We ate the 'scones' with the clam chowder recipe from the same book.  Now, I must tell you that I used to be quite the eater of clam chowder.  Creamy, salty, sweet, chewy...  I couldn't get enough.  We're talking New England here, not Manhattan.  Don't you dare put tomatoes in my clam chowder.  Or mock clam chowder, that is.  It's just wrong.  Anyway, if you didn't know it already, oyster mushrooms are the best substitute for clams out there.  The recipe calls for baked tofu, but we had oyster mushrooms in the fridge and used those instead.  And it was good.  Michael also added some dried veggie flakes to the soup for some color.  My only complaint is that there was way too much frigging corn in this soup.  It calls for 3 cups.  Next time I'd only put in 2 or 1 1/2 cups, because by the time you got to the bottom of your bowl, it was like you were forcing yourself to eat all this damned corn and it got kind of more filling than I would have liked.  Regardless, this is the best mock clam chowder I've had since becoming vegan.  Highly reccommended.

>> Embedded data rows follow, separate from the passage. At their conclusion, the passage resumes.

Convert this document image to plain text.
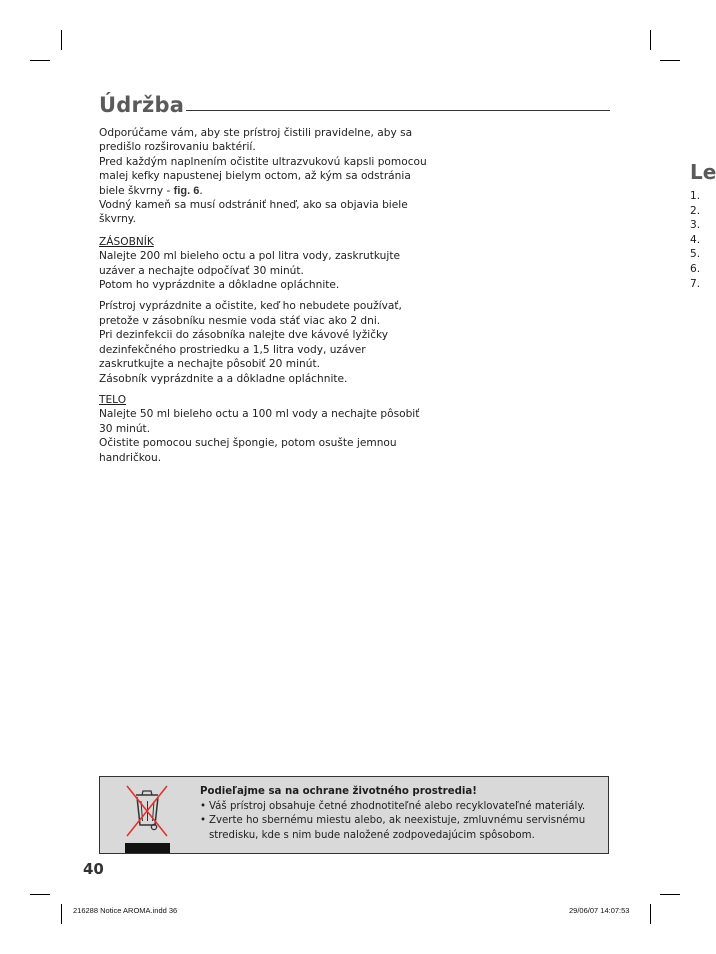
Údržba
Odporúčame vám, aby ste prístroj čistili pravidelne, aby sa
predišlo rozširovaniu baktérií.
Pred každým naplnením očistite ultrazvukovú kapsli pomocou
malej kefky napustenej bielym octom, až kým sa odstránia
biele škvrny - fig. 6.
Vodný kameň sa musí odstrániť hneď, ako sa objavia biele
škvrny.
ZÁSOBNÍK
Nalejte 200 ml bieleho octu a pol litra vody, zaskrutkujte
uzáver a nechajte odpočívať 30 minút.
Potom ho vyprázdnite a dôkladne opláchnite.
Prístroj vyprázdnite a očistite, keď ho nebudete používať,
pretože v zásobníku nesmie voda stáť viac ako 2 dni.
Pri dezinfekcii do zásobníka nalejte dve kávové lyžičky
dezinfekčného prostriedku a 1,5 litra vody, uzáver
zaskrutkujte a nechajte pôsobiť 20 minút.
Zásobník vyprázdnite a a dôkladne opláchnite.
TELO
Nalejte 50 ml bieleho octu a 100 ml vody a nechajte pôsobiť
30 minút.
Očistite pomocou suchej špongie, potom osušte jemnou
handričkou.
Le
1.
2.
3.
4.
5.
6.
7.
Podieľajme sa na ochrane životného prostredia!
• Váš prístroj obsahuje četné zhodnotiteľné alebo recyklovateľné materiály.
• Zverte ho sbernému miestu alebo, ak neexistuje, zmluvnému servisnému
stredisku, kde s nim bude naložené zodpovedajúcim spôsobom.
40
216288 Notice AROMA.indd 36	29/06/07 14:07:53
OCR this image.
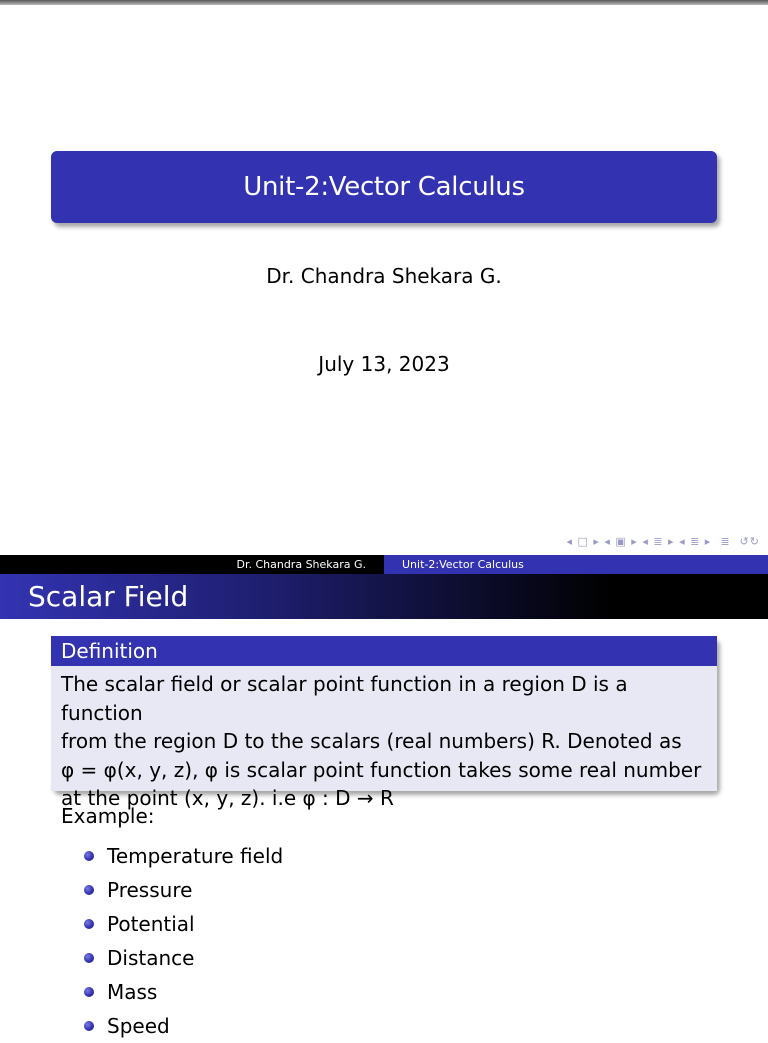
Unit-2:Vector Calculus
Dr. Chandra Shekara G.
July 13, 2023
◂ □ ▸ ◂ ▣ ▸ ◂ ≣ ▸ ◂ ≣ ▸  ≣  ↺↻
Dr. Chandra Shekara G.	Unit-2:Vector Calculus
Scalar Field
Definition
The scalar field or scalar point function in a region D is a function
from the region D to the scalars (real numbers) R. Denoted as
φ = φ(x, y, z), φ is scalar point function takes some real number
at the point (x, y, z). i.e φ : D → R
Example:
Temperature field
Pressure
Potential
Distance
Mass
Speed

When you're on a pantry challenge, you find yourself making some interesting stuff.  Flavor combinations that never occured to you before suddenly sound like the most genius ideas ever.  Mostly because you're starving and detoxing from having your regular ingredients on hand.  What?  I'm out of turmeric?  I'm sure mustard powder will be fine in this, then.  At least it'll be yellow.  Huh?  No more nayonaise?  Well, tahini's creamy.  I'm sure that'll be great.  And in this case, no frozen blueberries for those muffins you are craving?  Who needs 'em when you've got strawberry jam?
aren't they purty?

This is a creation that apparently tasted amazing, but I didn't really taste much of it...  Stupid taste buds, and all.  But I was hungry on a weekend morning and we had no oatmeal or cereal or fruit.  Muffins are a generally good catch-all for random ingredients.  And I had strawberry jam and lemons.  The general idea (i.e., the measurements for flour/liquid/baking soda and powder) came from the Blueberry Lemon Muffins from The Joy of Vegan Baking.  They would probably be great with blueberries.  But they were damned fine with strawberry jam, too.  I also added some fresh minced basil to the batter, but no one could taste it.  Next time I'd add more, because I bet it would add an awesome flavor dimension.  Anyway, basically I just made the recipe without the blueberries and put them in the muffin cups, then went back and put a teaspoon of straberry jam on the top and swirled it around with a toothpick.  I thought this would fully integrate the jam, but as you will notice, it did not.
lovely little things though

It all stayed on the tops of the muffins, so there was this division of rich, lemony bottom half and sweet, sticky strawberry tops.  What I'm saying here is that these were awesome.  Michael ate like 8 of them in one afternoon.  And my friend Becca ate one when we went to the movies and said they ruled.  So.  Even without properly working tastebuds or a pantry stocked to the brim with fabulous ingredients, I (and you) can make stuff work that will blow people away.  Skip your next grocery trip and get creative.  

I have more to show you from the pantry challenge and all that, but I'm kind of tired from all this thinking and typing and remembering.  Plus, I don't want to spoil you with too much awesomeness at once.